Auto Loan

Insights into Auto Loan Trends Amidst Rebounding Inventories

In the ever-evolving landscape of auto loans, the Q2 2023 CIIR Auto Loan Summary by TransUnion (NYSE: TRU) delves into critical insights that illuminate the dynamics of auto financing. Against the backdrop of rebounding inventories and changing consumer behaviors, this report offers a comprehensive view of the auto loan industry.

Rebound in Inventories and Stabilizing Loan Amounts

The Q2 2023 report unveils a notable shift in auto financing dynamics, with inventories making a significant impact. Originations during Q1 2023 experienced a YoY decline of 9.4%, totaling 6.1 million. However, these figures simultaneously saw a seasonal uptick from the previous quarter’s 5.9 million originations. Notably, originations across most risk tiers witnessed YoY declines, with the exception of the super prime tier, which displayed a YoY gain of 2.1%. When compared to 2019 levels, originations remained down across all risk tiers by 9%.

New vs. Used: A Return to Pre-Pandemic Norms

A pivotal trend identified in the Q2 2023 report is the recalibration of the new vs. used car financing split. As new car inventories rebound, the split has shifted, with new cars comprising 42% of all cars financed in Q2 2023. This figure indicates an increase from both YoY and QoQ, reflecting a return to pre-pandemic norms. This shift carries implications for consumer preferences and affordability in the auto market.

Stability in Average Amounts and Payments

The report highlights a stabilization trend in average amounts financed for new and used vehicles. Average amounts financed for new vehicles demonstrated stability YoY, while used vehicles experienced a decline of 6.3% YoY. Furthermore, monthly payments for both used and new vehicles saw increases of 2.4% and 9.1% YoY, respectively. However, these increases have largely plateaued over the past two quarters. This trend underscores the influence of market conditions and consumer preferences on auto loan dynamics.

Delinquencies and Vintage Performance

The Q2 2023 report provides insights into auto loan delinquencies and vintage performance. The account delinquency rate (60+ DPD) remained relatively unchanged at 1.71% in Q2 2023, slightly up from 1.69% in the previous quarter. Vintage performance, when compared to 2021 cohorts, showcased similar patterns. Notably, early glimpses into the performance of Q3 2022 and Q4 2022 originations indicate improvement, suggesting evolving consumer behaviors in response to changing economic conditions.

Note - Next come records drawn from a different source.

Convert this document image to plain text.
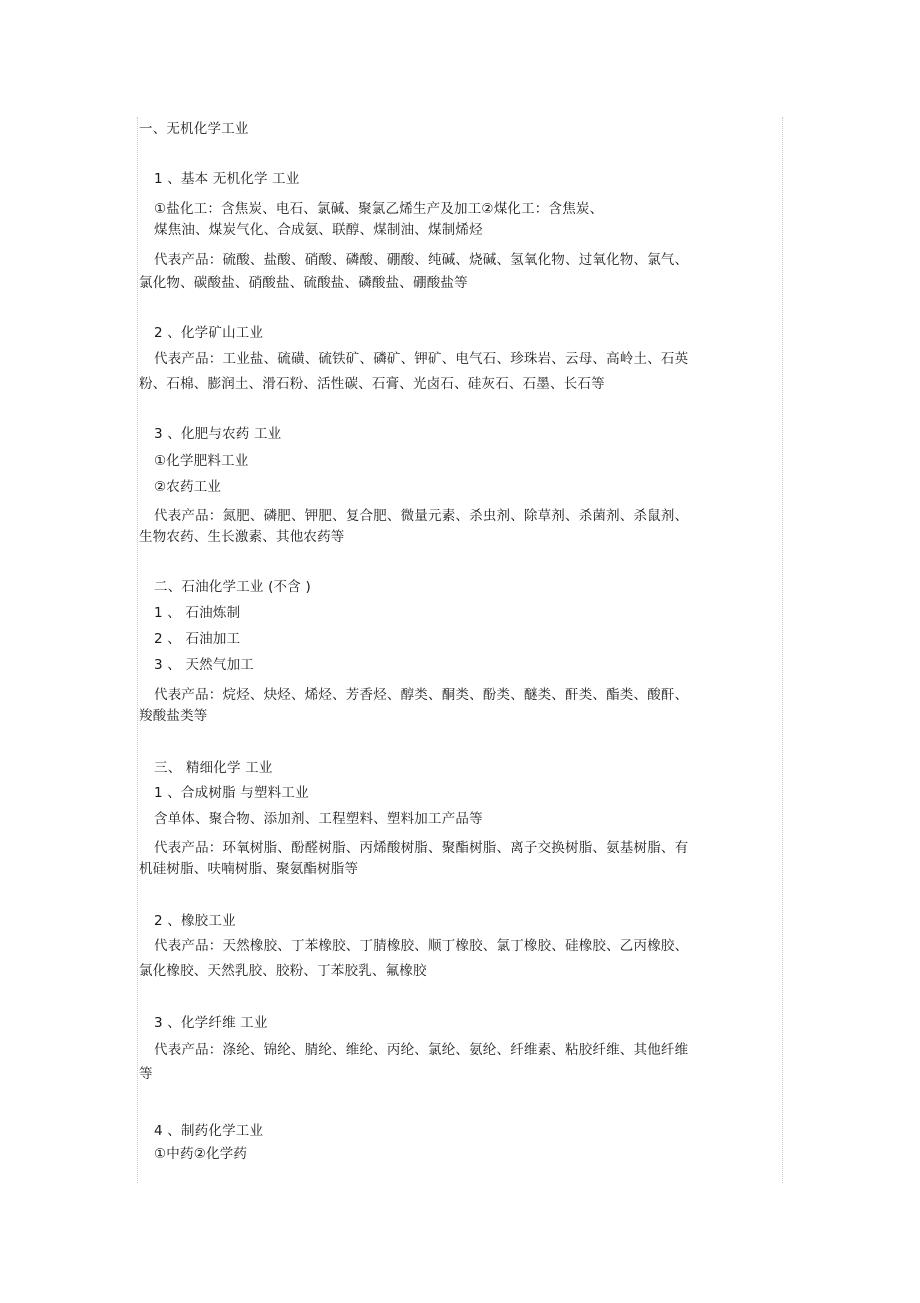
一、无机化学工业
1 、基本 无机化学 工业
①盐化工：含焦炭、电石、氯碱、聚氯乙烯生产及加工②煤化工：含焦炭、
煤焦油、煤炭气化、合成氨、联醇、煤制油、煤制烯烃
代表产品：硫酸、盐酸、硝酸、磷酸、硼酸、纯碱、烧碱、氢氧化物、过氧化物、氯气、
氯化物、碳酸盐、硝酸盐、硫酸盐、磷酸盐、硼酸盐等
2 、化学矿山工业
代表产品：工业盐、硫磺、硫铁矿、磷矿、钾矿、电气石、珍珠岩、云母、高岭土、石英
粉、石棉、膨润土、滑石粉、活性碳、石膏、光卤石、硅灰石、石墨、长石等
3 、化肥与农药 工业
①化学肥料工业
②农药工业
代表产品：氮肥、磷肥、钾肥、复合肥、微量元素、杀虫剂、除草剂、杀菌剂、杀鼠剂、
生物农药、生长激素、其他农药等
二、石油化学工业 (不含 )
1 、 石油炼制
2 、 石油加工
3 、 天然气加工
代表产品：烷烃、炔烃、烯烃、芳香烃、醇类、酮类、酚类、醚类、酐类、酯类、酸酐、
羧酸盐类等
三、 精细化学 工业
1 、合成树脂 与塑料工业
含单体、聚合物、添加剂、工程塑料、塑料加工产品等
代表产品：环氧树脂、酚醛树脂、丙烯酸树脂、聚酯树脂、离子交换树脂、氨基树脂、有
机硅树脂、呋喃树脂、聚氨酯树脂等
2 、橡胶工业
代表产品：天然橡胶、丁苯橡胶、丁腈橡胶、顺丁橡胶、氯丁橡胶、硅橡胶、乙丙橡胶、
氯化橡胶、天然乳胶、胶粉、丁苯胶乳、氟橡胶
3 、化学纤维 工业
代表产品：涤纶、锦纶、腈纶、维纶、丙纶、氯纶、氨纶、纤维素、粘胶纤维、其他纤维
等
4 、制药化学工业
①中药②化学药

Expert Insights and the Path Ahead

Satyan Merchant, Senior Vice President and Automotive Business Leader at TransUnion, offers his expertise on the trends highlighted in the report. He notes, “Inventories are on the rebound from pandemic-era lows, which will likely put pressure on both new and used car prices and lead to the return of more new vehicle incentives. As used vehicle values continue to drop from peaks, the focus remains on those recent originations from the past couple of years that originated at peak prices and higher loan-to-value ratios.”

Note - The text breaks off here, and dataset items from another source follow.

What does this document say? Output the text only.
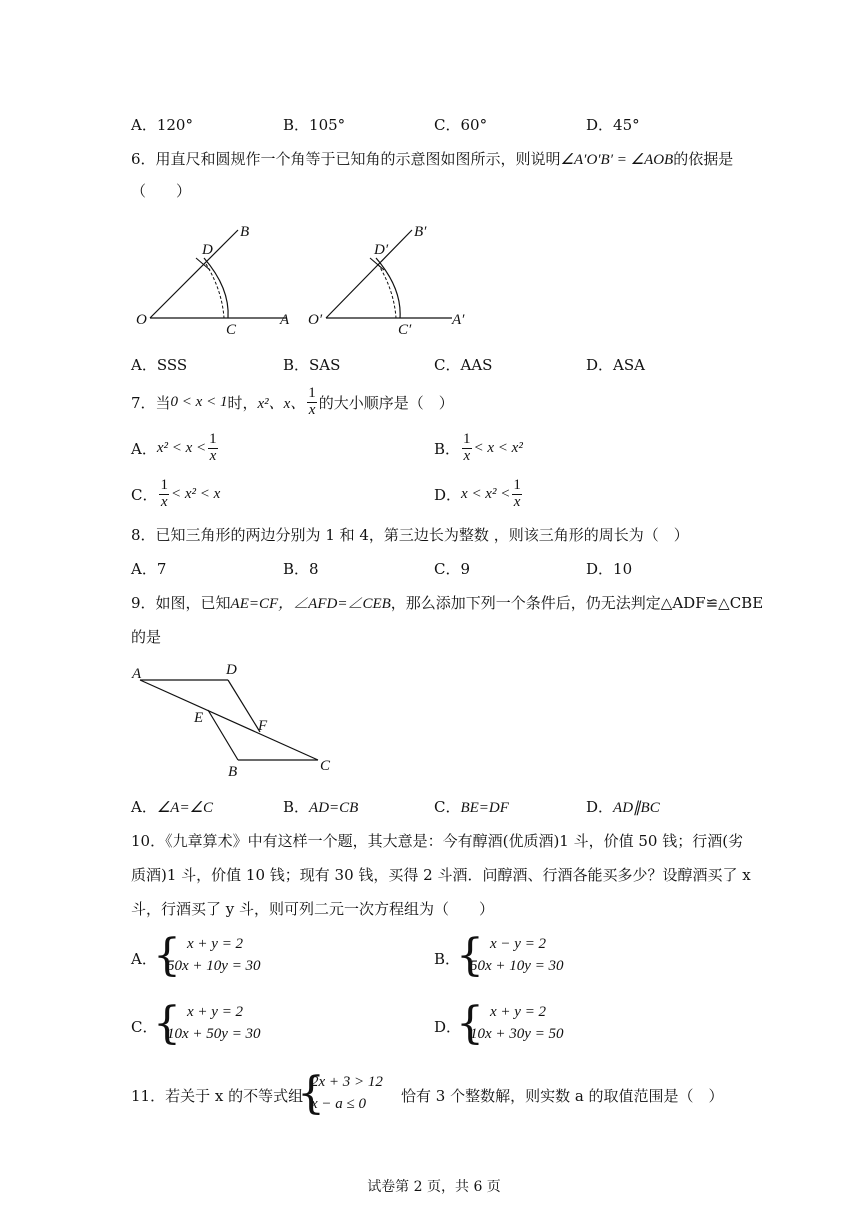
A．120°	B．105°	C．60°	D．45°
6．用直尺和圆规作一个角等于已知角的示意图如图所示，则说明∠A′O′B′ = ∠AOB的依据是
（　　）
B
D
O
C
A
B′
D′
O′
C′
A′
A．SSS	B．SAS	C．AAS	D．ASA
7．当 0 < x < 1 时， x²、x、 $\frac{1}{x}$ 的大小顺序是（　）
A． $x^2 < x < \frac{1}{x}$	B． $\frac{1}{x} < x < x^2$
C． $\frac{1}{x} < x^2 < x$	D． $x < x^2 < \frac{1}{x}$
8．已知三角形的两边分别为 1 和 4，第三边长为整数 ，则该三角形的周长为（　）
A．7	B．8	C．9	D．10
9．如图，已知AE=CF，∠AFD=∠CEB，那么添加下列一个条件后，仍无法判定△ADF≌△CBE
的是
A	D
E	F
B	C
A．∠A=∠C	B．AD=CB	C．BE=DF	D．AD∥BC
10．《九章算术》中有这样一个题，其大意是：今有醇酒(优质酒)1 斗，价值 50 钱；行酒(劣
质酒)1 斗，价值 10 钱；现有 30 钱，买得 2 斗酒．问醇酒、行酒各能买多少？设醇酒买了 x
斗，行酒买了 y 斗，则可列二元一次方程组为（　　）
A．
{ x + y = 2
50x + 10y = 30	B．
{ x − y = 2
50x + 10y = 30
C．
{ x + y = 2
10x + 50y = 30	D．
{ x + y = 2
10x + 30y = 50
11．若关于 x 的不等式组
{
2x + 3 > 12
x − a ≤ 0 恰有 3 个整数解，则实数 a 的取值范围是（　）
试卷第 2 页，共 6 页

Key Auto Loan Trends in Q2 2023

  • Total Auto Loan Accounts: 81,202,918
  • Account-Level Delinquency Rate (60+ DPD): 1.71%
  • Prior Quarter Originations: 6,120,340

In conclusion, the Q2 2023 CIIR Auto Loan Summary navigates the intricate landscape of auto loans, offering insights into inventories, loan amounts, payments, and delinquencies. As consumer behaviors respond to market dynamics, the auto loan industry remains adaptive and resilient. This report empowers lenders and borrowers alike to make informed decisions, fostering stability in the realm of auto financing.